Все утро я успокаивал Алисию. Мне тоже не хотелось есть. Ближе к обеду я спустился вниз. Из кухни привычно доносились удары ножа о разделочную доску. Я нырнул под лестницу и заглянул в дверной кухонный проем. За полками, заставленными банками с различными ингредиентами, я не видел, что готовил Тодд, но свои кулинарные секреты он явно выдавать не собирался. Лишь завидев меня, он с металлическим грохотом бросил из рук столовые приборы и торопливо вышел мне навстречу, загородив собой узенький проход в помещение.

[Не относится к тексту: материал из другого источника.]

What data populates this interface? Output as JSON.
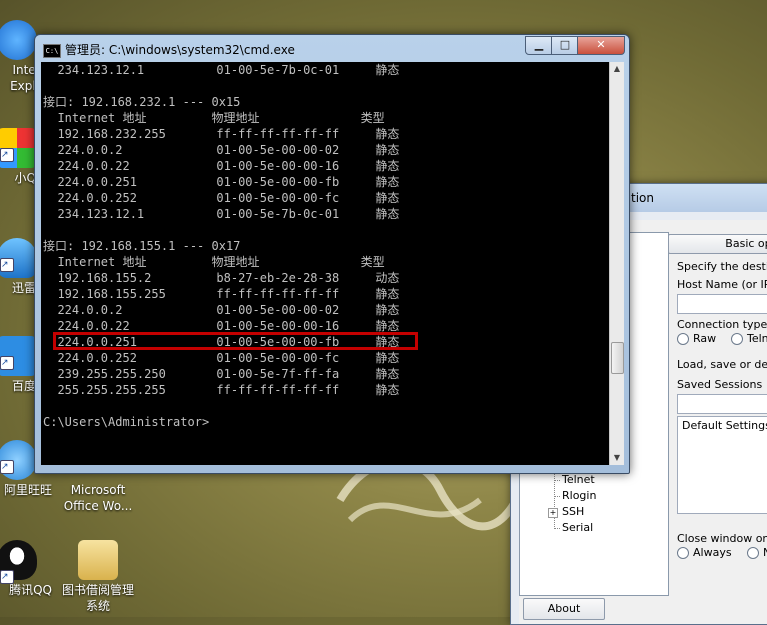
{
  "desktop": {
    "icons": [
      {
        "label": "Intern",
        "label2": "Explor"
      },
      {
        "label": "小Q书"
      },
      {
        "label": "迅雷下"
      },
      {
        "label": "百度云"
      },
      {
        "label": "阿里旺旺"
      },
      {
        "label": "Microsoft",
        "label2": "Office Wo..."
      },
      {
        "label": "腾讯QQ"
      },
      {
        "label": "图书借阅管理",
        "label2": "系统"
      }
    ]
  },
  "putty": {
    "title_fragment": "tion",
    "tab_label": "Basic opti",
    "specify_dest": "Specify the destinat",
    "host_label": "Host Name (or IP a",
    "conn_type_label": "Connection type:",
    "raw_label": "Raw",
    "telnet_label": "Teln",
    "load_save_label": "Load, save or delet",
    "saved_sessions_label": "Saved Sessions",
    "default_settings": "Default Settings",
    "tree_items": [
      "Telnet",
      "Rlogin",
      "SSH",
      "Serial"
    ],
    "close_window_label": "Close window on ex",
    "always_label": "Always",
    "never_label": "N",
    "about_button": "About"
  },
  "cmd": {
    "title": "管理员: C:\\windows\\system32\\cmd.exe",
    "icon_text": "C:\\",
    "lines": [
      "  234.123.12.1          01-00-5e-7b-0c-01     静态",
      "",
      "接口: 192.168.232.1 --- 0x15",
      "  Internet 地址         物理地址              类型",
      "  192.168.232.255       ff-ff-ff-ff-ff-ff     静态",
      "  224.0.0.2             01-00-5e-00-00-02     静态",
      "  224.0.0.22            01-00-5e-00-00-16     静态",
      "  224.0.0.251           01-00-5e-00-00-fb     静态",
      "  224.0.0.252           01-00-5e-00-00-fc     静态",
      "  234.123.12.1          01-00-5e-7b-0c-01     静态",
      "",
      "接口: 192.168.155.1 --- 0x17",
      "  Internet 地址         物理地址              类型",
      "  192.168.155.2         b8-27-eb-2e-28-38     动态",
      "  192.168.155.255       ff-ff-ff-ff-ff-ff     静态",
      "  224.0.0.2             01-00-5e-00-00-02     静态",
      "  224.0.0.22            01-00-5e-00-00-16     静态",
      "  224.0.0.251           01-00-5e-00-00-fb     静态",
      "  224.0.0.252           01-00-5e-00-00-fc     静态",
      "  239.255.255.250       01-00-5e-7f-ff-fa     静态",
      "  255.255.255.255       ff-ff-ff-ff-ff-ff     静态",
      "",
      "C:\\Users\\Administrator>"
    ]
  },
  "colors": {
    "highlight": "#c40000",
    "console_bg": "#000000",
    "console_fg": "#c0c0c0"
  }
}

— Ну? — спросил он. Вышло у него это «ну» не слишком любезно.
— Я хотел попросить об одной услуге, Тодд, — сказал я и почему-то перешел на «ты». Наверное, я пытался разглядеть в нем единственного на тот момент приятеля, друга, способного решить все проблемы. — Не мог бы ты отвезти нас с Алисией в город. Тем же способом, что и тело доктора Моллигана. В повозке.
— Мертвых что ли? — хохотнул Тодд, не обращая внимание на мое удрученное состояние. Видимо, он уже забыл об утренних злоключениях. Странно…
— Нам нужно в город. Уехать отсюда. Ты же видел, насколько плоха Алисия, — я простил ему его злую шутку, стараясь сохранять в себе силы говорить спокойно.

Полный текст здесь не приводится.